Sam Altman (CEO of OpenAI) even said, “in 5 years we won’t be doing prompt engineering”, as AI interfaces will become more user-friendly – we’ll simply tell the model what we want, without complicated phrasing. Models are getting better at understanding natural instructions, so the need for elaborate prompts may decrease. Moreover, research has shown that AI can generate more effective prompts than humans – the creators of the DSPy library (for prompt optimization) even declared that “prompt engineering is dead”, showing examples where a model automatically crafted a better prompt than experts. In other words, AI can help write prompts for AI!
Tools are emerging to support this process, such as GPT-Engineer for automatically generating prompts for coding tasks or PromptPerfect for optimizing prompts. Frameworks like DSPy let AI engineers work at a higher level of abstraction – they define only what they want to achieve (inputs/outputs and success criteria), and the algorithm itself generates and tests different prompts to find the best one. Studies suggest that hybrid approaches (AI generates initial prompts, humans fine-tune them) yield the best results.

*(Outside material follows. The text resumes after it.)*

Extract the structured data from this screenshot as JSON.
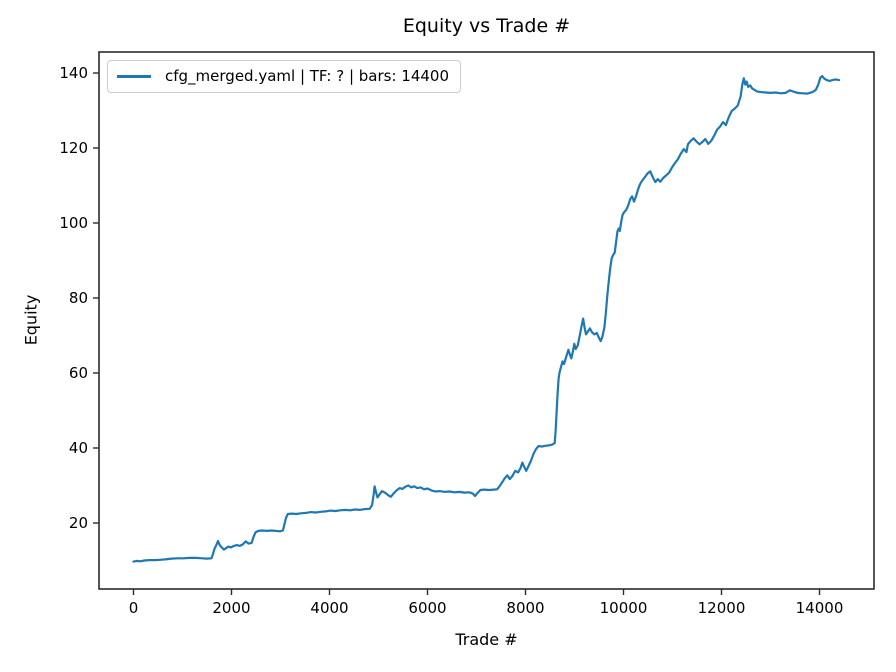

What does this mean for someone planning a career in AI? Above all, that you need to stay up to date with trends. Prompt engineering as a standalone role may fade, but the ability to communicate effectively with models will remain valuable. Generative AI will become more widespread, and those who can use it effectively (whether by writing good prompts or by using automation tools) will be in demand. Paradoxically, the more AI simplifies prompt creation, the higher the bar is raised – AI professionals must keep learning and adapting new methods of working with models. That’s why you should treat prompt engineering as one skill in your toolbox, not your only differentiator.
Conclusion
A career in AI is demanding but also extremely exciting. Let’s recap the key advice:
Education: Build a strong foundation – technical majors (computer science, math, etc.) provide the base. A master’s in AI/ML can help but isn’t required – skills matter more. Complement your studies with online courses or a bootcamp for hands-on practice.
Skills: Master math, Python programming, and ML fundamentals. Then go deeper into deep learning, MLOps, and cloud. Specialize in a niche (e.g., NLP, CV). Keep improving – in AI, learning never ends, as new techniques appear every few months.

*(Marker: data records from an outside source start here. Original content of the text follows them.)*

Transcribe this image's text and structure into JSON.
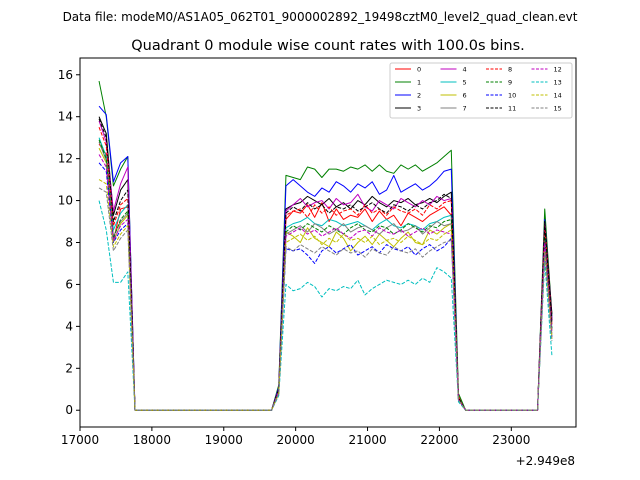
{
  "figure": {
    "suptitle": "Data file: modeM0/AS1A05_062T01_9000002892_19498cztM0_level2_quad_clean.evt"
  },
  "chart_data": {
    "type": "line",
    "title": "Quadrant 0 module wise count rates with 100.0s bins.",
    "xlabel": "",
    "ylabel": "",
    "x_offset_label": "+2.949e8",
    "xlim": [
      17000,
      23900
    ],
    "ylim": [
      -0.8,
      16.8
    ],
    "xticks": [
      17000,
      18000,
      19000,
      20000,
      21000,
      22000,
      23000
    ],
    "yticks": [
      0,
      2,
      4,
      6,
      8,
      10,
      12,
      14,
      16
    ],
    "xtick_labels": [
      "17000",
      "18000",
      "19000",
      "20000",
      "21000",
      "22000",
      "23000"
    ],
    "ytick_labels": [
      "0",
      "2",
      "4",
      "6",
      "8",
      "10",
      "12",
      "14",
      "16"
    ],
    "grid": false,
    "legend_position": "top-right",
    "legend_columns": 4,
    "x": [
      17265,
      17365,
      17465,
      17565,
      17665,
      17765,
      17865,
      19665,
      19765,
      19865,
      19965,
      20065,
      20165,
      20265,
      20365,
      20465,
      20565,
      20665,
      20765,
      20865,
      20965,
      21065,
      21165,
      21265,
      21365,
      21465,
      21565,
      21665,
      21765,
      21865,
      21965,
      22065,
      22165,
      22265,
      22365,
      23365,
      23465,
      23565
    ],
    "series": [
      {
        "name": "0",
        "color": "#ff0000",
        "dash": "solid",
        "values": [
          12.7,
          12.2,
          8.1,
          9.6,
          9.7,
          0,
          0,
          0,
          1.0,
          9.1,
          9.5,
          9.4,
          9.8,
          9.2,
          9.9,
          9.0,
          9.6,
          9.1,
          9.3,
          9.2,
          9.6,
          9.0,
          9.5,
          9.1,
          9.3,
          8.8,
          9.4,
          9.2,
          9.0,
          9.3,
          9.5,
          9.7,
          9.3,
          0.7,
          0,
          0,
          8.4,
          4.3
        ]
      },
      {
        "name": "1",
        "color": "#008000",
        "dash": "solid",
        "values": [
          15.7,
          14.0,
          10.7,
          11.5,
          12.1,
          0,
          0,
          0,
          1.2,
          11.2,
          11.1,
          11.0,
          11.6,
          11.5,
          11.1,
          11.5,
          11.5,
          11.4,
          11.6,
          11.5,
          11.7,
          11.4,
          11.7,
          11.4,
          11.3,
          11.7,
          11.5,
          11.7,
          11.4,
          11.6,
          11.8,
          12.1,
          12.4,
          0.8,
          0,
          0,
          9.6,
          4.5
        ]
      },
      {
        "name": "2",
        "color": "#0000ff",
        "dash": "solid",
        "values": [
          14.5,
          14.1,
          10.9,
          11.8,
          12.1,
          0,
          0,
          0,
          1.1,
          10.7,
          11.0,
          10.7,
          10.4,
          10.2,
          10.6,
          10.4,
          10.9,
          10.7,
          10.4,
          10.8,
          10.6,
          10.9,
          10.3,
          10.5,
          11.2,
          10.4,
          10.6,
          10.8,
          10.5,
          10.7,
          11.0,
          11.4,
          11.5,
          0.5,
          0,
          0,
          9.1,
          4.4
        ]
      },
      {
        "name": "3",
        "color": "#000000",
        "dash": "solid",
        "values": [
          14.0,
          13.2,
          9.3,
          10.5,
          11.0,
          0,
          0,
          0,
          1.0,
          9.6,
          9.8,
          9.9,
          10.2,
          10.0,
          9.8,
          10.1,
          9.7,
          9.9,
          9.6,
          10.0,
          9.8,
          10.2,
          9.9,
          9.7,
          10.0,
          9.9,
          10.1,
          9.8,
          9.9,
          10.1,
          9.9,
          10.2,
          10.4,
          0.6,
          0,
          0,
          9.0,
          4.6
        ]
      },
      {
        "name": "4",
        "color": "#bf00bf",
        "dash": "solid",
        "values": [
          13.8,
          12.8,
          9.5,
          10.8,
          11.6,
          0,
          0,
          0,
          1.0,
          9.5,
          9.8,
          10.1,
          9.7,
          9.9,
          10.0,
          9.6,
          10.1,
          9.8,
          9.9,
          10.3,
          9.7,
          9.5,
          10.0,
          9.8,
          9.6,
          10.1,
          9.9,
          9.7,
          10.0,
          9.8,
          10.2,
          10.0,
          10.1,
          0.6,
          0,
          0,
          8.9,
          4.3
        ]
      },
      {
        "name": "5",
        "color": "#00bfbf",
        "dash": "solid",
        "values": [
          13.0,
          12.1,
          8.6,
          9.4,
          9.8,
          0,
          0,
          0,
          0.9,
          8.7,
          8.9,
          9.0,
          9.2,
          8.9,
          8.8,
          9.1,
          9.0,
          8.8,
          8.9,
          9.0,
          8.8,
          8.6,
          8.9,
          9.1,
          8.8,
          8.7,
          8.9,
          8.8,
          8.6,
          8.9,
          9.0,
          9.2,
          9.3,
          0.6,
          0,
          0,
          8.3,
          3.9
        ]
      },
      {
        "name": "6",
        "color": "#bfbf00",
        "dash": "solid",
        "values": [
          12.5,
          11.8,
          8.0,
          8.9,
          9.3,
          0,
          0,
          0,
          0.8,
          8.5,
          8.3,
          8.0,
          8.7,
          8.2,
          8.0,
          7.8,
          8.5,
          8.2,
          7.6,
          8.0,
          8.3,
          7.9,
          8.4,
          8.1,
          7.8,
          8.2,
          8.5,
          8.0,
          7.9,
          8.6,
          8.4,
          8.7,
          8.9,
          0.5,
          0,
          0,
          7.9,
          3.6
        ]
      },
      {
        "name": "7",
        "color": "#808080",
        "dash": "solid",
        "values": [
          12.8,
          11.9,
          8.3,
          9.0,
          9.4,
          0,
          0,
          0,
          0.9,
          8.4,
          8.6,
          8.8,
          8.5,
          8.9,
          8.7,
          8.4,
          8.6,
          8.9,
          8.5,
          8.7,
          8.8,
          8.6,
          8.4,
          8.7,
          8.9,
          8.5,
          8.6,
          8.8,
          8.4,
          8.7,
          9.0,
          8.8,
          8.9,
          0.6,
          0,
          0,
          8.0,
          3.8
        ]
      },
      {
        "name": "8",
        "color": "#ff0000",
        "dash": "dashed",
        "values": [
          13.5,
          12.6,
          8.8,
          9.8,
          10.1,
          0,
          0,
          0,
          1.0,
          9.3,
          9.5,
          9.6,
          9.2,
          9.8,
          9.4,
          9.7,
          9.3,
          9.5,
          9.6,
          9.3,
          9.8,
          9.4,
          9.6,
          9.3,
          9.7,
          9.5,
          9.4,
          9.6,
          9.3,
          9.8,
          9.6,
          9.9,
          10.0,
          0.6,
          0,
          0,
          8.8,
          4.1
        ]
      },
      {
        "name": "9",
        "color": "#008000",
        "dash": "dashed",
        "values": [
          12.9,
          12.0,
          8.2,
          9.1,
          9.5,
          0,
          0,
          0,
          0.9,
          8.5,
          8.8,
          8.6,
          8.9,
          8.7,
          8.5,
          8.8,
          8.6,
          8.4,
          8.7,
          8.9,
          8.6,
          8.5,
          8.8,
          8.7,
          8.4,
          8.6,
          8.9,
          8.7,
          8.5,
          8.8,
          8.7,
          9.0,
          9.1,
          0.5,
          0,
          0,
          8.2,
          3.9
        ]
      },
      {
        "name": "10",
        "color": "#0000ff",
        "dash": "dashed",
        "values": [
          11.8,
          11.4,
          8.0,
          8.6,
          8.9,
          0,
          0,
          0,
          0.8,
          7.7,
          7.6,
          7.7,
          7.4,
          7.0,
          7.6,
          7.8,
          7.5,
          7.7,
          7.9,
          7.4,
          7.6,
          7.8,
          7.5,
          7.9,
          7.7,
          7.6,
          7.8,
          7.4,
          7.7,
          7.9,
          7.6,
          7.8,
          8.2,
          0.5,
          0,
          0,
          7.7,
          3.5
        ]
      },
      {
        "name": "11",
        "color": "#000000",
        "dash": "dashed",
        "values": [
          13.9,
          13.0,
          9.0,
          10.0,
          10.5,
          0,
          0,
          0,
          1.0,
          9.4,
          9.7,
          9.5,
          9.9,
          9.6,
          9.8,
          9.4,
          9.7,
          9.6,
          9.8,
          9.5,
          9.7,
          9.9,
          9.6,
          9.4,
          9.8,
          9.7,
          9.5,
          9.8,
          9.6,
          9.9,
          10.0,
          10.3,
          10.1,
          0.6,
          0,
          0,
          8.9,
          4.2
        ]
      },
      {
        "name": "12",
        "color": "#bf00bf",
        "dash": "dashed",
        "values": [
          12.2,
          11.6,
          8.1,
          8.8,
          9.1,
          0,
          0,
          0,
          0.9,
          8.3,
          8.5,
          8.7,
          8.4,
          8.6,
          8.3,
          8.5,
          8.7,
          8.4,
          8.2,
          8.5,
          8.6,
          8.3,
          8.7,
          8.5,
          8.4,
          8.6,
          8.3,
          8.5,
          8.7,
          8.4,
          8.6,
          8.5,
          8.4,
          0.5,
          0,
          0,
          8.0,
          3.7
        ]
      },
      {
        "name": "13",
        "color": "#00bfbf",
        "dash": "dashed",
        "values": [
          10.0,
          8.6,
          6.1,
          6.1,
          6.6,
          0,
          0,
          0,
          0.7,
          6.0,
          5.7,
          5.8,
          6.1,
          5.9,
          5.4,
          5.8,
          5.7,
          5.9,
          5.8,
          6.2,
          5.5,
          5.8,
          6.0,
          6.2,
          6.1,
          6.0,
          6.2,
          6.0,
          6.3,
          6.1,
          6.8,
          6.6,
          6.3,
          0.4,
          0,
          0,
          7.1,
          2.6
        ]
      },
      {
        "name": "14",
        "color": "#bfbf00",
        "dash": "dashed",
        "values": [
          11.0,
          10.8,
          7.8,
          8.4,
          8.8,
          0,
          0,
          0,
          0.8,
          8.0,
          8.2,
          8.4,
          8.1,
          8.3,
          7.9,
          8.2,
          8.0,
          8.4,
          8.1,
          8.2,
          8.0,
          8.3,
          7.9,
          8.1,
          8.2,
          8.0,
          8.3,
          8.1,
          7.9,
          8.2,
          8.1,
          8.4,
          8.6,
          0.5,
          0,
          0,
          7.6,
          3.4
        ]
      },
      {
        "name": "15",
        "color": "#808080",
        "dash": "dashed",
        "values": [
          10.6,
          10.4,
          7.6,
          8.2,
          8.6,
          0,
          0,
          0,
          0.8,
          7.8,
          7.6,
          7.9,
          7.7,
          7.5,
          7.8,
          7.6,
          7.4,
          7.7,
          7.5,
          7.6,
          7.3,
          7.7,
          7.5,
          7.4,
          7.8,
          7.6,
          7.5,
          7.7,
          7.3,
          7.6,
          7.8,
          8.0,
          8.1,
          0.5,
          0,
          0,
          7.5,
          3.3
        ]
      }
    ]
  }
}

Practical learning: Use online courses (Coursera, fast.ai, etc.). Read blogs and open-source docs. If possible, study at institutions offering AI programs. Earn certificates as extras, but focus on applying your knowledge.
Experience: Build a portfolio of projects – academic, personal, and collaborative. Join Kaggle competitions or open-source projects. Try to get an internship to see AI in a business context. Your projects, code, and solved problems are your best resume.
Prompt engineering: Understand how generative models work and practice crafting prompts for them. Know it’s not magic, but an iterative optimization process. As AI evolves, prompt engineering will simply become another valuable skill – important, but supported by tools.
Stay flexible and follow trends: AI evolves rapidly. What’s hot today (like prompt engineering) may be automated tomorrow. Keep learning passionately, stay open to change, and broaden your horizons. Combining AI skills with domain knowledge (e.g., healthcare, finance) will further increase your value.